> The amount of time lost to driving to the datacenter, waiting for replacement parts to arrive, and scrambling to patch over unexpected failure modes is always much higher than expected.
I don't have this experience at all. Our colo handled almost all work. the only time i ever went to the server farm was to build out whole new racks. Even replacing servers the colo handled for us at good cost.
Our reliability came from software not hardware, though of course we had hundreds of spares sitting by, the defense in depth (multiple datacenters, each datacenter having 2 'brains' which could hotswap, each client multiply backed up on 3-4 machines)...
servers going down were fairly common place, servers dying were commonplace. i think once we had a whole rack outage when the switch died, and we flipped it to the backup.
Yes these things can be done and a lot cheaper than paying AWS.
> Our reliability came from software not hardware, though of course we had hundreds of spares sitting by, the defense in depth (multiple datacenters, each datacenter having 2 'brains' which could hotswap, each client multiply backed up on 3-4 machines)...
Of course, but building and managing the software stack, managing hundreds of spares across locations, spanning across datacenters, having a hotswap backup system is not a simple engineering endeavor.
The only way to reach this point is to invest a very large amount of time into it. It requires additional headcount or to put other work on pause.
I was trying to address the type of buildout in this article: Small team, single datacenter, gets the job done but comes with tradeoffs.
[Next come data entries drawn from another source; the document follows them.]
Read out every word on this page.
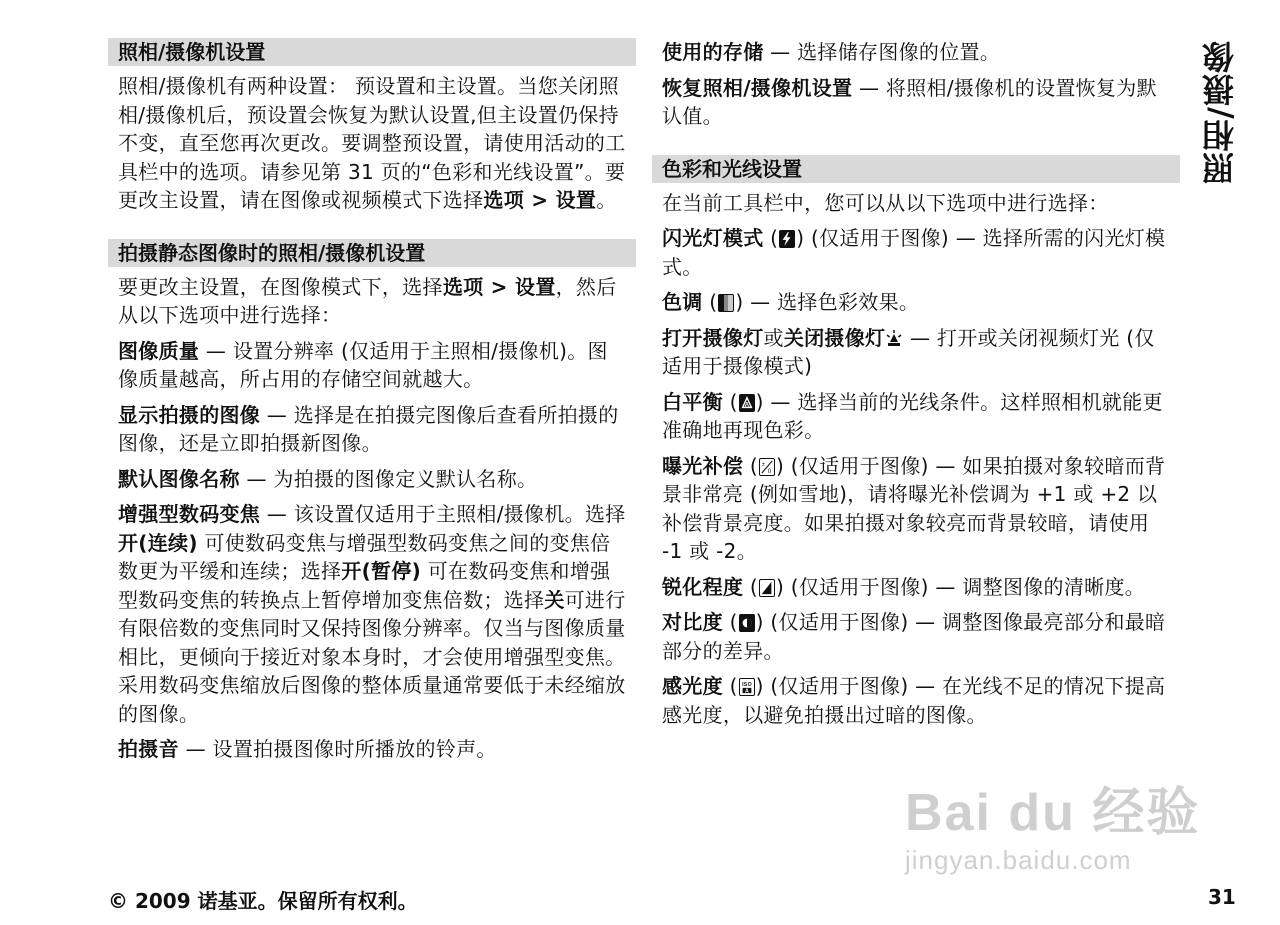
照相/摄像
照相/摄像机设置
照相/摄像机有两种设置： 预设置和主设置。当您关闭照相/摄像机后，预设置会恢复为默认设置,但主设置仍保持不变，直至您再次更改。要调整预设置，请使用活动的工具栏中的选项。请参见第 31 页的“色彩和光线设置”。要更改主设置，请在图像或视频模式下选择选项 > 设置。
拍摄静态图像时的照相/摄像机设置
要更改主设置，在图像模式下，选择选项 > 设置，然后从以下选项中进行选择：
图像质量 — 设置分辨率 (仅适用于主照相/摄像机)。图像质量越高，所占用的存储空间就越大。
显示拍摄的图像 — 选择是在拍摄完图像后查看所拍摄的图像，还是立即拍摄新图像。
默认图像名称 — 为拍摄的图像定义默认名称。
增强型数码变焦 — 该设置仅适用于主照相/摄像机。选择开(连续) 可使数码变焦与增强型数码变焦之间的变焦倍数更为平缓和连续；选择开(暂停) 可在数码变焦和增强型数码变焦的转换点上暂停增加变焦倍数；选择关可进行有限倍数的变焦同时又保持图像分辨率。仅当与图像质量相比，更倾向于接近对象本身时，才会使用增强型变焦。采用数码变焦缩放后图像的整体质量通常要低于未经缩放的图像。
拍摄音 — 设置拍摄图像时所播放的铃声。
使用的存储 — 选择储存图像的位置。
恢复照相/摄像机设置 — 将照相/摄像机的设置恢复为默认值。
色彩和光线设置
在当前工具栏中，您可以从以下选项中进行选择：
闪光灯模式 ( ) (仅适用于图像) — 选择所需的闪光灯模式。
色调 ( ) — 选择色彩效果。
打开摄像灯或关闭摄像灯
— 打开或关闭视频灯光 (仅适用于摄像模式)
白平衡 ( A ) — 选择当前的光线条件。这样照相机就能更准确地再现色彩。
曝光补偿 ( ±
0 ) (仅适用于图像) — 如果拍摄对象较暗而背景非常亮 (例如雪地)，请将曝光补偿调为 +1 或 +2 以补偿背景亮度。如果拍摄对象较亮而背景较暗，请使用 -1 或 -2。
锐化程度 ( ) (仅适用于图像) — 调整图像的清晰度。
对比度 ( ) (仅适用于图像) — 调整图像最亮部分和最暗部分的差异。
感光度 ( ISO
A ) (仅适用于图像) — 在光线不足的情况下提高感光度，以避免拍摄出过暗的图像。
Bai du 经验
jingyan.baidu.com
© 2009 诺基亚。保留所有权利。	31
The other type of self buildout that you describe is ideal when you have a larger team and extra funds to allocate to putting it all together, managing it, and staffing it. However, once you do that it's not fair to exclude the cost of R&D and the ongoing headcount needs.
It's tempting to sweep it under the rug and call it part of the overall engineering R&D budget, but there is no question a large cost associated with what you described as opposed to spinning up an AWS or Cloudflare account and having access to your battle-tested storage system a few minutes later.
To be fair, what's described here is much more robust than what you get with a simple AWS setup. At a minimum that's a multi-region setup, but if the DCs have different owners I'd even compare it to a multi-cloud setup.
not multi-cloud but multi-infrastructure. Yes there were naturally different owners since there were colos in NY, west coast, netherlands, etc.
not caring about redundancy/reliability is really nice, each healthy HDD is just the same +20TB of pretraining data and every drive lost is the same marginal cost.
When you lose 20 TB of video, where do you get 20 TB of new video to replace it?